We all know there is no cure for breast cancer (and if you don't know that, please, educate yourself).  We all know that no one who's had it has any guarantee that it will or won't come back -- only statistics -- and no matter how much the statistics are tipped in your favor, none of us are numbers, we're people.  I've seen a woman with stage 1 breast cancer with incredibly good survival odds find out a year later she's stage IV; she quickly passed away, despite a hard fight to survive, leaving daughters ages 2 and 14.  I know stage IV people who've lived with cancer for years.  We're people, not numbers.  We're people who've been through an experience that forever changes us and who live with a change in our melodies.  Our symphony is rearranged in a heartbeat, by our own hands, by our own emotions, by our own choices, and carries themes and variations that can't be written by anyone else but are recognized by others for what they are;  beautiful, sad, sometimes full of fear, sometimes joyous.  Notes written with a depth and complexity that is new.

And yet, those notes are only one small movement in a much larger symphony, with any luck at all. 

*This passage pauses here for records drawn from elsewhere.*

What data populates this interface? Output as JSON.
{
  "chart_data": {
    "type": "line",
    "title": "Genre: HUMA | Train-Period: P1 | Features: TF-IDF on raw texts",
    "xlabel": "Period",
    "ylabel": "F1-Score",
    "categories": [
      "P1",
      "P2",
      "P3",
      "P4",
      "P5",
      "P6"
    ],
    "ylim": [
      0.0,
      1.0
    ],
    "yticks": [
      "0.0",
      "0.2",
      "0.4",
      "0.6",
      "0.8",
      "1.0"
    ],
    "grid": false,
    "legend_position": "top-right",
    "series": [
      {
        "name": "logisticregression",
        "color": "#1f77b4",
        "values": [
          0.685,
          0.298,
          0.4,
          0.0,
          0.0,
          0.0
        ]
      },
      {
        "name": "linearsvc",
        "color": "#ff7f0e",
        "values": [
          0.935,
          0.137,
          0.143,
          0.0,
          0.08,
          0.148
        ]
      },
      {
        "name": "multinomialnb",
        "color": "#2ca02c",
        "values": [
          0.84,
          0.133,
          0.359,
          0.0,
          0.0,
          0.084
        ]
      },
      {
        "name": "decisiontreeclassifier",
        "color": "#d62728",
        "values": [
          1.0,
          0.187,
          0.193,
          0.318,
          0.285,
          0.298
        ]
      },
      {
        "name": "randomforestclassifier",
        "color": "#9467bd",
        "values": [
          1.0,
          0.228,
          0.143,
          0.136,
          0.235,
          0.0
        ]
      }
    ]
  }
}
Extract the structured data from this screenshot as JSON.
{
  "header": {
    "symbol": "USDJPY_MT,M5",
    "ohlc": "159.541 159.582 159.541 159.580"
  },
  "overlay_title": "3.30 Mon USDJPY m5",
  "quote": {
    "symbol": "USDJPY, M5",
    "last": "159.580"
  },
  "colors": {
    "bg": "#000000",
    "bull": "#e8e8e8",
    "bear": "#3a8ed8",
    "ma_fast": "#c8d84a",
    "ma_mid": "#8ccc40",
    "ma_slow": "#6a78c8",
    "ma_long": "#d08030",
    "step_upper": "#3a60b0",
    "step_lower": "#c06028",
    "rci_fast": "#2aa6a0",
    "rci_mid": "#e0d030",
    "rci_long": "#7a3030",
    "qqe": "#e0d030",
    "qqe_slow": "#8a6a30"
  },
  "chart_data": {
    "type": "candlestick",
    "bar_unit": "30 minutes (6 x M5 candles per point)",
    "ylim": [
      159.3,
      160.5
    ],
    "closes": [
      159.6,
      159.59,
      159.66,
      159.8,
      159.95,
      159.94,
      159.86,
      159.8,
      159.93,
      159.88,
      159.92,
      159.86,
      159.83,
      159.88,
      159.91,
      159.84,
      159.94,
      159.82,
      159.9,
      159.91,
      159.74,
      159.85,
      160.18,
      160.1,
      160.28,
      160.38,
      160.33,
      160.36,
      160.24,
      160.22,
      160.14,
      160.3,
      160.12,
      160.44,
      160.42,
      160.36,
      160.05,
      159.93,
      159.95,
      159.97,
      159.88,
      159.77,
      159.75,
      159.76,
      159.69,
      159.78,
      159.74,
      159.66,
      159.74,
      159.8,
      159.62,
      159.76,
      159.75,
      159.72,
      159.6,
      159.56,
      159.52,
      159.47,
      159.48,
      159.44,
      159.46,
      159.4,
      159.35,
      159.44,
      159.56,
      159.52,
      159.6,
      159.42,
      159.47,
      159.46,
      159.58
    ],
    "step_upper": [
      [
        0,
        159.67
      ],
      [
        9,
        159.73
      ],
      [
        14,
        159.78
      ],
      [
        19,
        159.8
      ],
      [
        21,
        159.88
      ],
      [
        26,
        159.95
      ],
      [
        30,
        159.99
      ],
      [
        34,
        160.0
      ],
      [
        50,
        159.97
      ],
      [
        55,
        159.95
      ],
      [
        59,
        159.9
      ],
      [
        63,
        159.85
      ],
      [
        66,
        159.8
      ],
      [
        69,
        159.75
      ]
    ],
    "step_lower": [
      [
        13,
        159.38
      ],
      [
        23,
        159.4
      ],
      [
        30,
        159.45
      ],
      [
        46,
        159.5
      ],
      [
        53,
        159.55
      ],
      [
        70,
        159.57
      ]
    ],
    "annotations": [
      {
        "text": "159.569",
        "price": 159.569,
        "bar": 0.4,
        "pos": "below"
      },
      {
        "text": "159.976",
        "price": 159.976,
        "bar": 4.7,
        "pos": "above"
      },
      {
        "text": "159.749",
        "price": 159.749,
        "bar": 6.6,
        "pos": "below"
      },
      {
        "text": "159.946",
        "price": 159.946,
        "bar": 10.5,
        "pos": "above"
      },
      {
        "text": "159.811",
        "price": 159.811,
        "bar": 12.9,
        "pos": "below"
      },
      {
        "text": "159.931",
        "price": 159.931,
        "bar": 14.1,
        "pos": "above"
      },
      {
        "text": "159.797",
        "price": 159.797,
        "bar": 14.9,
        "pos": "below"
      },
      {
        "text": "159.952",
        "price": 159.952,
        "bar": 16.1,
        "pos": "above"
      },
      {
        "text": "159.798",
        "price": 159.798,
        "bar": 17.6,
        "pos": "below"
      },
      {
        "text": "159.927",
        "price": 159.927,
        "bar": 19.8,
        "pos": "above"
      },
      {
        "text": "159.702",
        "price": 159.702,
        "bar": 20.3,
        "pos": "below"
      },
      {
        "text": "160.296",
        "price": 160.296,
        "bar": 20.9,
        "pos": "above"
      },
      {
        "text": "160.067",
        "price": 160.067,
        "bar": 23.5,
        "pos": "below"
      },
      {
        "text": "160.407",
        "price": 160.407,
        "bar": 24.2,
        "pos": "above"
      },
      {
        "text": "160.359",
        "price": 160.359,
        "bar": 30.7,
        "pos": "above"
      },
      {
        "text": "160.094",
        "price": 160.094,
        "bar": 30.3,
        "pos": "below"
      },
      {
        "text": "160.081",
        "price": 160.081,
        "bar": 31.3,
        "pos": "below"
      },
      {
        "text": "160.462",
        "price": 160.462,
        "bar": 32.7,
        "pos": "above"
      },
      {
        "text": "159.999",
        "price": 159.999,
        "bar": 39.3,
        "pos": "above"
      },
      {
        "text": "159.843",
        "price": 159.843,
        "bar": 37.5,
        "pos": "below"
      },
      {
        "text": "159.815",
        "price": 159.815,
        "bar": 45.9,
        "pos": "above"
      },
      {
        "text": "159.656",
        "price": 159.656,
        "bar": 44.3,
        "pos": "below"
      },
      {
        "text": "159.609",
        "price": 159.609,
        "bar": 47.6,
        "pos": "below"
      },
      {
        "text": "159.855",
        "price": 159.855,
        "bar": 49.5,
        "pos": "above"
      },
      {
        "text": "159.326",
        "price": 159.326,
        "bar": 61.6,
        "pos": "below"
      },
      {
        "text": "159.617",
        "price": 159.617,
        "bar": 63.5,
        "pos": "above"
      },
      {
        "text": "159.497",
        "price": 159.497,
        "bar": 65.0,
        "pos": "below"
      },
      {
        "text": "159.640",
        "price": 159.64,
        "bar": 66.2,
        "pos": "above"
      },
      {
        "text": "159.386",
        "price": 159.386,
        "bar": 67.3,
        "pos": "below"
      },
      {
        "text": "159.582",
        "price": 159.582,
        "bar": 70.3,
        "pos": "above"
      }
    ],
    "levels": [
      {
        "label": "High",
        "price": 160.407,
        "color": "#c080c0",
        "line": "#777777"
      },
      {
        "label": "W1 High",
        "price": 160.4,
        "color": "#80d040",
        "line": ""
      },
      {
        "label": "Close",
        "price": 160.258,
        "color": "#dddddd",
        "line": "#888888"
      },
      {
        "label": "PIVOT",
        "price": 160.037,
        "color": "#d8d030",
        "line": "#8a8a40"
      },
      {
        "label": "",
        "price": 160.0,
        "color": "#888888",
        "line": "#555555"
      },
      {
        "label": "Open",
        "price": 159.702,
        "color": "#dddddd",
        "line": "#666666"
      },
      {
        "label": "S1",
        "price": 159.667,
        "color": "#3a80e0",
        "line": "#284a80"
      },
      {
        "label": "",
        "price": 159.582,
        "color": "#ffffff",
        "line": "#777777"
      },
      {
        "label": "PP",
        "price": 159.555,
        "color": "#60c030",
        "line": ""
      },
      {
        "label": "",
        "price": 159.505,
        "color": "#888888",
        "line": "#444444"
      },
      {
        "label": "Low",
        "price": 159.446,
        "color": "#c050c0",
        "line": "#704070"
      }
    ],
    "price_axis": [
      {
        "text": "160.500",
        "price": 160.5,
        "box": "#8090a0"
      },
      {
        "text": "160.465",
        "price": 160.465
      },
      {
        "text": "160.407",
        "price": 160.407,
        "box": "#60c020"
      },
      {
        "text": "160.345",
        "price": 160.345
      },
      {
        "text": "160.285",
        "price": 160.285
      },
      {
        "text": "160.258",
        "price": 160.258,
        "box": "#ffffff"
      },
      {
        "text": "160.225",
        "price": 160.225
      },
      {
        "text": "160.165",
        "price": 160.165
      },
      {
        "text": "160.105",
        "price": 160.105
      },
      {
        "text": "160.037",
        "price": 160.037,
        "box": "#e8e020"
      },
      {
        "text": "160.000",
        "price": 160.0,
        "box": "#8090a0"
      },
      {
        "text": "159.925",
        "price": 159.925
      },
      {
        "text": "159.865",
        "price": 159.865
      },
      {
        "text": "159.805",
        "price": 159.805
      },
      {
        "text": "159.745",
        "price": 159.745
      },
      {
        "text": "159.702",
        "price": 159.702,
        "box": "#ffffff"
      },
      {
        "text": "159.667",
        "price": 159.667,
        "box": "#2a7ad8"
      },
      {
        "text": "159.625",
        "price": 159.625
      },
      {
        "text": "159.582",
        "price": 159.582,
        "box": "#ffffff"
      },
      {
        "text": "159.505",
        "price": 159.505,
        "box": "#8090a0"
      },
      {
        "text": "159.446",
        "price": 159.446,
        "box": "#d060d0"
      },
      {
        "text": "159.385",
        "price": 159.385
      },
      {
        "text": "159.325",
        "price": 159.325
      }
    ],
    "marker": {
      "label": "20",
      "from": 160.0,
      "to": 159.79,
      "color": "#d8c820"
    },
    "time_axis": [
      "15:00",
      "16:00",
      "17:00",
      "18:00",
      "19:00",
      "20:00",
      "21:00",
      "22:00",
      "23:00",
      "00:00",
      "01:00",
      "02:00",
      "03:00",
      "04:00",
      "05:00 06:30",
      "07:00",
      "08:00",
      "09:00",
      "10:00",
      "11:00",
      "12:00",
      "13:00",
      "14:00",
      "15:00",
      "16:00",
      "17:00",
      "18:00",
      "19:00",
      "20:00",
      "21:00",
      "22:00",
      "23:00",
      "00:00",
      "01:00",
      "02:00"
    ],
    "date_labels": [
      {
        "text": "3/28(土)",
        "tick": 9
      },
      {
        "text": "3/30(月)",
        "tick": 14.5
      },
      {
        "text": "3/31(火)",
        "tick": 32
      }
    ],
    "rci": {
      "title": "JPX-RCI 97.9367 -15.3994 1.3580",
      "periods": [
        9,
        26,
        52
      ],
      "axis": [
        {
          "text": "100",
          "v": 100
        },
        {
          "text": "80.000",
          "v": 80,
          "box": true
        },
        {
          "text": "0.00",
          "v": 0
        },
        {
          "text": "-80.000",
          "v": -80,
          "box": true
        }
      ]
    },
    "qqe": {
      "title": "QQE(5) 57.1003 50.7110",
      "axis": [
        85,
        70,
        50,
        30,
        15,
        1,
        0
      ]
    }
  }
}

I have today to continue to write my symphony, and I try to write themes of gratitude and joy.  Of quiet, and gentleness.  And as I move forward, after 6 more months of NED, I add another variation, a light movement... a happy dance. 

*for those who don't know, after you've had breast cancer, every mammogram is a diagnostic mammogram.  That means two things:  one, you get the results before you leave; and two, if there are any anomalies, they immediately follow up with more testing.  It's good to not have to wait for results, but a bit unnerving to know that extra time is scheduled for you to do more testing in case of a problem.